In a standard transaction, the scriptSig shoves the signature (generated from the private key) to the stack, followed by the public key. Next, the scriptPubKey (from the source transaction) is executed to verify the public key and then verify the signature.
As voiced in Script, the scriptSig is: The scriptPubKey is:
When this code executes, PUSHDATA very first shoves the signature to the stack. The next PUSHDATA shoves the public key to the stack. Next, OP_DUP duplicates the public key on the stack. OP_HASH160 computes the 160-bit hash of the public key. PUSHDATA shoves the required Bitcoin address. Then OP_EQUALVERIFY verifies the top two stack values are equal – that the public key hash from the fresh transaction matches the address in the old address. This proves that the public key is valid. Next, OP_CHECKSIG checks that the signature of the transaction matches the public key and signature on the stack. This proves that the signature is valid.
Signing the transaction
The thickest complication is the signature shows up in the middle of the transaction, which raises the question of how to sign the transaction before you have the signature. To avoid this problem, the scriptPubKey script is copied from the source transaction into the spending transaction (i.e. the transaction that is being signed) before computing the signature. Then the signature is turned into code in the Script language, creating the scriptSig script that is embedded in the transaction.

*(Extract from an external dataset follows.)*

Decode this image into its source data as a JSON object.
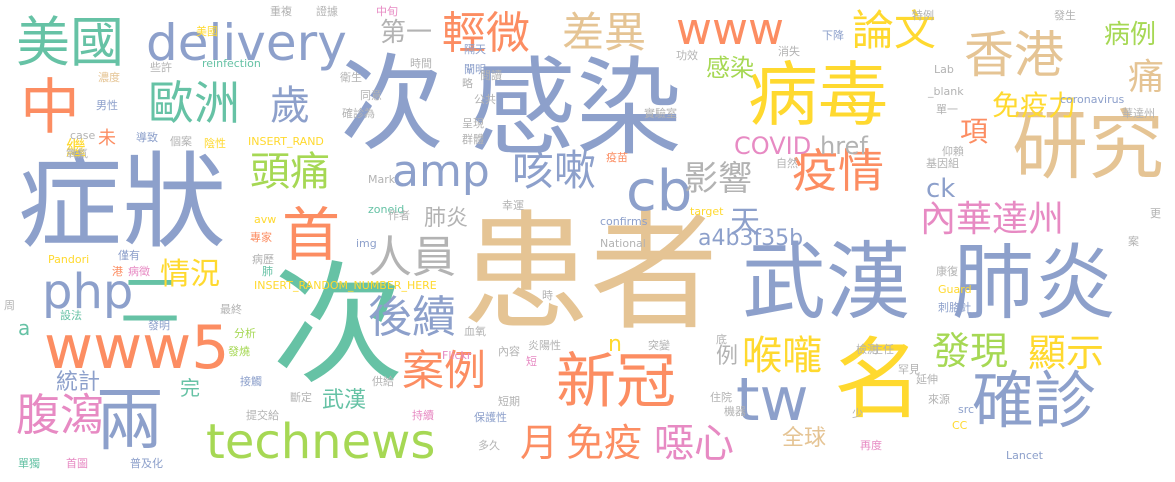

It shows up that using the previous transaction’s scriptPubKey during signing is for historical reasons rather than any logical reason. For transactions with numerous inputs, signing is even more complicated since each input requires a separate signature, but I won’t go into the details.

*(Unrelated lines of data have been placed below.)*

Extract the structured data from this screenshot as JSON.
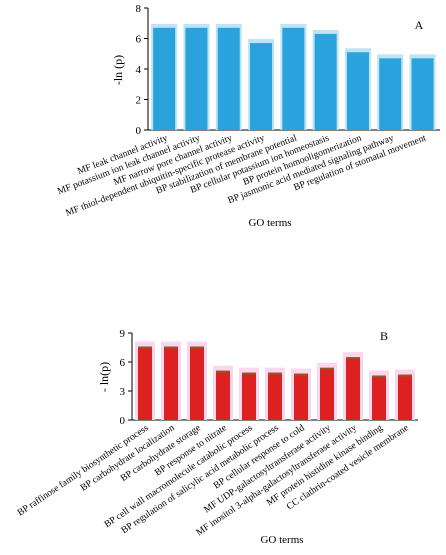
{
  "chart_data": [
    {
      "type": "bar",
      "panel": "A",
      "ylabel": "-ln (p)",
      "xlabel": "GO terms",
      "ylim": [
        0,
        8
      ],
      "yticks": [
        0,
        2,
        4,
        6,
        8
      ],
      "categories": [
        "MF leak channel activity",
        "MF potassium ion leak channel activity",
        "MF narrow pore channel activity",
        "MF thiol-dependent ubiquitin-specific protease activity",
        "BP stabilization of membrane potential",
        "BP cellular potassium ion homeostasis",
        "BP protein homooligomerization",
        "BP jasmonic acid mediated signaling pathway",
        "BP regulation of stomatal movement"
      ],
      "values": [
        6.7,
        6.7,
        6.7,
        5.7,
        6.7,
        6.3,
        5.1,
        4.7,
        4.7
      ],
      "colors": {
        "bar": "#2aa3dc",
        "bar_shade": "#bfe3f5"
      }
    },
    {
      "type": "bar",
      "panel": "B",
      "ylabel": "- ln(p)",
      "xlabel": "GO terms",
      "ylim": [
        0,
        9
      ],
      "yticks": [
        0,
        3,
        6,
        9
      ],
      "categories": [
        "BP raffinose family  biosynthetic process",
        "BP carbohydrate localization",
        "BP carbohydrate storage",
        "BP response to nitrate",
        "BP cell wall macromolecule catabolic process",
        "BP regulation of salicylic acid metabolic process",
        "BP cellular response to cold",
        "MF UDP-galactosyltransferase activity",
        "MF inositol 3-alpha-galactosyltransferase activity",
        "MF protein histidine kinase binding",
        "CC clathrin-coated vesicle membrane"
      ],
      "values": [
        7.6,
        7.6,
        7.6,
        5.1,
        4.9,
        4.9,
        4.8,
        5.4,
        6.5,
        4.6,
        4.7
      ],
      "colors": {
        "bar": "#dd2020",
        "bar_shade": "#fbd6ef",
        "cap": "#8a5a2b"
      }
    }
  ]
}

One step that tripped me up is the hash type. Before signing, the transaction has a hash type constant temporarily appended. For a regular transaction, this is SIGHASH_ALL (0x00000001). After signing, this hash type is liquidated from the end of the transaction and appended to the scriptSig.

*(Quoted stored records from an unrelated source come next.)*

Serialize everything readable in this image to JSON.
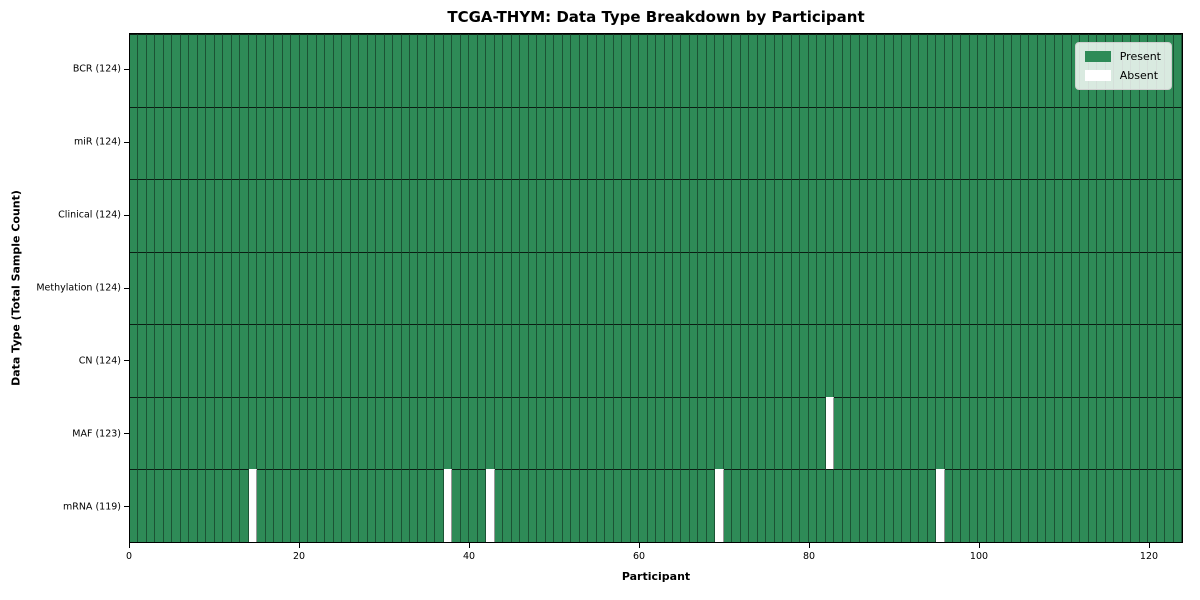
{
  "chart_data": {
    "type": "heatmap",
    "title": "TCGA-THYM: Data Type Breakdown by Participant",
    "xlabel": "Participant",
    "ylabel": "Data Type (Total Sample Count)",
    "xlim": [
      0,
      124
    ],
    "n_participants": 124,
    "x_ticks": [
      0,
      20,
      40,
      60,
      80,
      100,
      120
    ],
    "grid": true,
    "legend": {
      "position": "upper right",
      "entries": [
        {
          "label": "Present",
          "color": "#2e8b57"
        },
        {
          "label": "Absent",
          "color": "#ffffff"
        }
      ]
    },
    "rows": [
      {
        "label": "BCR (124)",
        "data_type": "BCR",
        "present_count": 124,
        "absent_participants": []
      },
      {
        "label": "miR (124)",
        "data_type": "miR",
        "present_count": 124,
        "absent_participants": []
      },
      {
        "label": "Clinical (124)",
        "data_type": "Clinical",
        "present_count": 124,
        "absent_participants": []
      },
      {
        "label": "Methylation (124)",
        "data_type": "Methylation",
        "present_count": 124,
        "absent_participants": []
      },
      {
        "label": "CN (124)",
        "data_type": "CN",
        "present_count": 124,
        "absent_participants": []
      },
      {
        "label": "MAF (123)",
        "data_type": "MAF",
        "present_count": 123,
        "absent_participants": [
          82
        ]
      },
      {
        "label": "mRNA (119)",
        "data_type": "mRNA",
        "present_count": 119,
        "absent_participants": [
          14,
          37,
          42,
          69,
          95
        ]
      }
    ],
    "colors": {
      "present": "#2e8b57",
      "absent": "#ffffff",
      "cell_edge": "rgba(0,0,0,0.40)",
      "row_divider": "rgba(0,0,0,0.78)",
      "plot_border": "#000000"
    }
  }
}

Another annoying thing about the Bitcoin protocol is that the signature and public key are both 512-bit elliptic curve values, but they are represented in totally different ways: the signature is encoded with DER encoding but the public key is represented as plain bytes. In addition, both values have an extra byte, but placed inconsistently: SIGHASH_ALL is put after the signature, and type four is put before the public key.
Debugging the signature was made more difficult because the ECDSA algorithm uses a random number.[Legitimate] Thus, the signature is different every time you compute it, so it can’t be compared with a known-good signature.
Update (Feb 2014): An significant side-effect of the signature switching every time is that if you re-sign a transaction, the transaction’s hash will switch. This is known as Transaction Malleability. There are also ways that third parties can modify transactions in trivial ways that switch the hash but not the meaning of the transaction. Albeit it has been known for years, malleability has recently caused big problems (Feb 2014) with MtGox (press release).
With these complications it took me a long time to get the signature to work. Eventually, however, I got all the bugs out of my signing code and succesfully signed a transaction. Here’s the code snippet I used.
The final scriptSig contains the signature along with the public key for the source address ( 1MMMMSUb1piy2ufrSguNUdFmAcvqrQF8M5 ). This proves I am permitted to spend these bitcoins, making the transaction valid.